Rage at her words flowed through me. I wanted to strangle some sense into her, but our emotions were vibrating off the walls and I was sure the tiles would shake and fall off soon. “We can if you stop this. Don’t put yourself in a position where I’ll have to fight to keep you alive day in and day out. A bratva queen is always in danger.”

“Good thing I’m not an Armanelli queen then, right? You’re only their monster, not mine.” She dropped her hand, turned and swung open the bathroom door. This time I let her.

“You stay with the bratva, you leave this family behind, Cleo.” I let the words fall from my lips as a warning, but they were filled with anguish too.

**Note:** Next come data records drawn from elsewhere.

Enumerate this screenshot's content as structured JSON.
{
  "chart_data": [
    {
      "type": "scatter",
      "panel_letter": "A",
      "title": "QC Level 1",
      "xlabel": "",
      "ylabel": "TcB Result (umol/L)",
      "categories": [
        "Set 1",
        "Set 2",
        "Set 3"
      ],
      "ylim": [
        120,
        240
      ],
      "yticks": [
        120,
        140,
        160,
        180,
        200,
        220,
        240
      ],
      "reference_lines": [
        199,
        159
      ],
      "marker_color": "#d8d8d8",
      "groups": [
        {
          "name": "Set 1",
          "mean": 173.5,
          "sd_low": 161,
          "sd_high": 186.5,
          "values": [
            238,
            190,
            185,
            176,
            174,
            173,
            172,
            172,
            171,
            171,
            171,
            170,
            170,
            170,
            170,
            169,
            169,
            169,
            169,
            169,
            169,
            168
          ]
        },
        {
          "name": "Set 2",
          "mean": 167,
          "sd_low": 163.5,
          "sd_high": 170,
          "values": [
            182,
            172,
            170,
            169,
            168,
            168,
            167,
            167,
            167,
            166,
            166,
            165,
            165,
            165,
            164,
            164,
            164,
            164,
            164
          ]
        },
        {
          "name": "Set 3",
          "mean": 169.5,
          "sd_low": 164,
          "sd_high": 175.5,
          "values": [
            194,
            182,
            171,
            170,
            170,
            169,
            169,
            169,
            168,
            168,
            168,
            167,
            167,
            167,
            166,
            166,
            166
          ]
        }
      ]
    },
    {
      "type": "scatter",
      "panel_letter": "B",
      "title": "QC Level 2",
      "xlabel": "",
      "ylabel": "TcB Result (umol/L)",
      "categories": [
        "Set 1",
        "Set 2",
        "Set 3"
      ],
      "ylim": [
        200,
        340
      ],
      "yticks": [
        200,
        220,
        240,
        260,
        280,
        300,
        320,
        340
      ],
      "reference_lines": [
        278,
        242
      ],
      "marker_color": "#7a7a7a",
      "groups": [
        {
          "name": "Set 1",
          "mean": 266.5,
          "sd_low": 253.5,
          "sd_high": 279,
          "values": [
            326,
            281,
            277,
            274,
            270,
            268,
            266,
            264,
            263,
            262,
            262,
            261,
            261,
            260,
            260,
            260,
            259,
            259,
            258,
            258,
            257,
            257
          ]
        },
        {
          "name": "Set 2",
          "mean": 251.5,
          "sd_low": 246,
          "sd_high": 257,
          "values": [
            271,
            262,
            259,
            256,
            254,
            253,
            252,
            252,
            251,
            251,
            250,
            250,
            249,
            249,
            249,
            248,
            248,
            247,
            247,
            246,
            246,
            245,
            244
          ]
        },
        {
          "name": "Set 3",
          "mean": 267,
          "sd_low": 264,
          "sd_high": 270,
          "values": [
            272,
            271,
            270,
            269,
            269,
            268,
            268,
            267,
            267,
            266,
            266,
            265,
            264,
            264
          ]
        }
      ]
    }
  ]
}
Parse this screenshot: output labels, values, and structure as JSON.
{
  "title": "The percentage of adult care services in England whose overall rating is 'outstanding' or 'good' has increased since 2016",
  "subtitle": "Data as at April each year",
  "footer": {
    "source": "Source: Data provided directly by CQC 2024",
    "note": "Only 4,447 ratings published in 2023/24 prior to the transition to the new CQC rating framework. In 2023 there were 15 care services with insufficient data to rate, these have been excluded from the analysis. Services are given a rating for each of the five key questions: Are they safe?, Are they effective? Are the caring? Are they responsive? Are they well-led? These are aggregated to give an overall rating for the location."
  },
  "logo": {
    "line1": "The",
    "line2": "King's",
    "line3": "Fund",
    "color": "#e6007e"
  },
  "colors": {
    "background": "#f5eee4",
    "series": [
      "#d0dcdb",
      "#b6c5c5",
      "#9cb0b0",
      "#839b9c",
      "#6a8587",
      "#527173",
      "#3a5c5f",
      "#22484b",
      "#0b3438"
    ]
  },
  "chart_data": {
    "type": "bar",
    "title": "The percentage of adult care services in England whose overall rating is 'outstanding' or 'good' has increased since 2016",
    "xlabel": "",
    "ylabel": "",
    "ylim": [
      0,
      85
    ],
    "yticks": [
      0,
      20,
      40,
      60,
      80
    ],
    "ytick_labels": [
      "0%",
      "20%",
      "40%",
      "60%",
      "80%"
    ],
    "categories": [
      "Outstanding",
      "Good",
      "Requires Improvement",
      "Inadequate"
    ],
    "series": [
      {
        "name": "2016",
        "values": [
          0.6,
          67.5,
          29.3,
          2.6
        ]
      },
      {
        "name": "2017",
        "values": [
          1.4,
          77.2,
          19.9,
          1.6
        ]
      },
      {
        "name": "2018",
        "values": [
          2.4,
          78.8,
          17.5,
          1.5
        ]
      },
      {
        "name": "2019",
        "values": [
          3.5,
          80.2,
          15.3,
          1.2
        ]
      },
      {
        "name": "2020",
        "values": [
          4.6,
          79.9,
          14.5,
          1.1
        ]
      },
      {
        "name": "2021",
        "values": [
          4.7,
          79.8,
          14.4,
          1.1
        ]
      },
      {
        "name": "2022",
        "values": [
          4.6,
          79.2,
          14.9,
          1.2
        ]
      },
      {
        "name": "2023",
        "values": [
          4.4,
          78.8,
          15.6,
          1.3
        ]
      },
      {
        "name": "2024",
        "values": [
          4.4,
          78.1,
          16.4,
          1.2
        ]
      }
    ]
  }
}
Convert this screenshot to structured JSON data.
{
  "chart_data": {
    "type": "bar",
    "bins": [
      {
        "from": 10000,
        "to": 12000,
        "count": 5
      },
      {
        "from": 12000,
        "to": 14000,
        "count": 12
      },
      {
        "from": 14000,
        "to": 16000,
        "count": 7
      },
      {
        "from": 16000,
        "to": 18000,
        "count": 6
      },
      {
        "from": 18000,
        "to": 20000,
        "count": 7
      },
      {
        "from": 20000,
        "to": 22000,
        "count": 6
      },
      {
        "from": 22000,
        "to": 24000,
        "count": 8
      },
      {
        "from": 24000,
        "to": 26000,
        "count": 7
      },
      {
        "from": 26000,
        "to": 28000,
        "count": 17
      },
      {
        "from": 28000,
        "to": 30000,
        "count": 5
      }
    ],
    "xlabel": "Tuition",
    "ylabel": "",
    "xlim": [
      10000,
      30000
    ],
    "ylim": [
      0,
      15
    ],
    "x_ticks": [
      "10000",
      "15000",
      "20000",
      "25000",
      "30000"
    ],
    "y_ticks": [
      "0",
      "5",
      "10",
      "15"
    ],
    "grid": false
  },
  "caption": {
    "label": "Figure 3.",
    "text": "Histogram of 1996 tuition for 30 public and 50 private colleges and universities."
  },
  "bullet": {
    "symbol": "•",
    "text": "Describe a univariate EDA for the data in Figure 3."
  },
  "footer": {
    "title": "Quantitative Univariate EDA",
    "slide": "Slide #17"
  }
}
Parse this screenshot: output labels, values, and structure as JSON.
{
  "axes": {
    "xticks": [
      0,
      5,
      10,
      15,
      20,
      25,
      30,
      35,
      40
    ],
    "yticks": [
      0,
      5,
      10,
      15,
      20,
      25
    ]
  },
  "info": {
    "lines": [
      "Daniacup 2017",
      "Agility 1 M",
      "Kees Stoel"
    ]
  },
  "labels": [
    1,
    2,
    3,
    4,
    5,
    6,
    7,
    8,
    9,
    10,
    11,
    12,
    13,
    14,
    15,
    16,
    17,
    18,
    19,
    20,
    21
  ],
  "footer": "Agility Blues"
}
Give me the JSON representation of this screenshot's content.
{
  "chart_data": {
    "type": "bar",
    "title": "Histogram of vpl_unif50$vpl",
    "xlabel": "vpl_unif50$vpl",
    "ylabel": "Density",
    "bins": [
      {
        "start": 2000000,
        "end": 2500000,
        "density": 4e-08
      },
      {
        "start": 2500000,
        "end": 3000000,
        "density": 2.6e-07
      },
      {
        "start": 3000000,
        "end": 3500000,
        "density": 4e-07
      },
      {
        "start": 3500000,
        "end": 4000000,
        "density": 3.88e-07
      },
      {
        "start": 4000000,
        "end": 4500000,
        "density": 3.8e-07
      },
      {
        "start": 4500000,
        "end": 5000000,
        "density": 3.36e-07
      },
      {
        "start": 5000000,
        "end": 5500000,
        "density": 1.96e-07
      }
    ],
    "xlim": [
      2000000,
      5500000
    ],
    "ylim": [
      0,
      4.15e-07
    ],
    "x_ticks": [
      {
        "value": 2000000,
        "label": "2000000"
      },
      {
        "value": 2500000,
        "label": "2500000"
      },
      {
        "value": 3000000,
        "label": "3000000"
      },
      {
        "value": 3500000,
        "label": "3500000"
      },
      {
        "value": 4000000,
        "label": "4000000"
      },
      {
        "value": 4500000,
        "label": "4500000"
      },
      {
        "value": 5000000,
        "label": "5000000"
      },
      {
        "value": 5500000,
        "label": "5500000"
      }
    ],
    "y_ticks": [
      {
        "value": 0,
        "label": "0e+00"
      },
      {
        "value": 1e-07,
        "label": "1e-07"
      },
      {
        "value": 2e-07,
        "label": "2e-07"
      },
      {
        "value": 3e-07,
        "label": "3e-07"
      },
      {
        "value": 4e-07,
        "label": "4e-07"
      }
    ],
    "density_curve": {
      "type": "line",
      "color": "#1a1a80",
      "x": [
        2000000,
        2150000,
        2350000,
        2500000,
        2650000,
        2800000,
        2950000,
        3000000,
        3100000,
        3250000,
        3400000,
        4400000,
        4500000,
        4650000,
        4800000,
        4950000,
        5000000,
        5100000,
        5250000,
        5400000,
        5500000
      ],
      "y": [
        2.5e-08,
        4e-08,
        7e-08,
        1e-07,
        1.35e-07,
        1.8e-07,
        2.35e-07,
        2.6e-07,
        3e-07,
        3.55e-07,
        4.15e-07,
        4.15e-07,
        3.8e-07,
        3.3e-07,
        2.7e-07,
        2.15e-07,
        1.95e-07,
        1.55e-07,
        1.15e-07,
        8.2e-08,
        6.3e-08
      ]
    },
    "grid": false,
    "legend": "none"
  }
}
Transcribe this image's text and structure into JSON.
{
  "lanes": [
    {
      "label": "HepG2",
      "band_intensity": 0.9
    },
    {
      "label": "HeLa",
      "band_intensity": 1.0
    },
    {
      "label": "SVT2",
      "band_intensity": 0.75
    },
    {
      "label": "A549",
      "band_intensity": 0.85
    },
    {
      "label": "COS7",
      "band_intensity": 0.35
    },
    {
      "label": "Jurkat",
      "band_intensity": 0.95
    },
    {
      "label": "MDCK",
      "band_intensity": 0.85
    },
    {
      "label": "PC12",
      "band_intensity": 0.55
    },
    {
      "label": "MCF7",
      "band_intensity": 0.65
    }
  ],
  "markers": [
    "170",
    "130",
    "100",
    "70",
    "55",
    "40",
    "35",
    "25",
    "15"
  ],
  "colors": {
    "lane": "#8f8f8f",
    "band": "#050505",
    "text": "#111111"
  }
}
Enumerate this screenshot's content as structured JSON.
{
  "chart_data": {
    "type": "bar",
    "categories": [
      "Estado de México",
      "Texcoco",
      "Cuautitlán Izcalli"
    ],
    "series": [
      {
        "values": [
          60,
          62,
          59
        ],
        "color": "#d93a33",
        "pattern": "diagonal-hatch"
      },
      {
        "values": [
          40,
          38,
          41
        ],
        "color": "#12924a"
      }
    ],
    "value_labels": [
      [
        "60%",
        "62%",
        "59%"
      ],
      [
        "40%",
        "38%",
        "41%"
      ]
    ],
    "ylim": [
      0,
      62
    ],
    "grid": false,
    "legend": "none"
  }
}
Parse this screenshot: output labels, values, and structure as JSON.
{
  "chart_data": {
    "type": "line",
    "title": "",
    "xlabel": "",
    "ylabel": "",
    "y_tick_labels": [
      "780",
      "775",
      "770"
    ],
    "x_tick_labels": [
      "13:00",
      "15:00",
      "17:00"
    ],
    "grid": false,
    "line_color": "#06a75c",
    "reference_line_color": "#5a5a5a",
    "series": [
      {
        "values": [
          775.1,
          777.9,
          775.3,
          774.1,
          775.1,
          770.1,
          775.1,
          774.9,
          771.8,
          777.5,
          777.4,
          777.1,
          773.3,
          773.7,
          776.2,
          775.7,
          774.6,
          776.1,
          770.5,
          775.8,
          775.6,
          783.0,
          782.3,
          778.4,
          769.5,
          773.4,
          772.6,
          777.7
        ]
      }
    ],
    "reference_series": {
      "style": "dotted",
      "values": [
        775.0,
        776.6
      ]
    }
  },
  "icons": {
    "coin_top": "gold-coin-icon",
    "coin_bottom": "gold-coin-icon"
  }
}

She froze mid stride before she turned and looked at me. Her eyes glistened like stars shining on metal in the night. “I leave you behind too, Rome. You aren’t just the family. One day you’ll see that. One day, you’ll get why I’m doing all this. We’re more than what everyone has made us out to be, huh?”

I could chase her, but I knew if I did it would only be to rip her apart for what she was putting me through.

We were destroying each other, and one of us had to stop. We couldn’t keep fighting, especially when neither of us was willing to give an inch. If we continued this, we’d both end up dead. She was too important to more than just me now. She was an heiress. A Russian Princess.

The monster in me lay down and surrendered to its queen.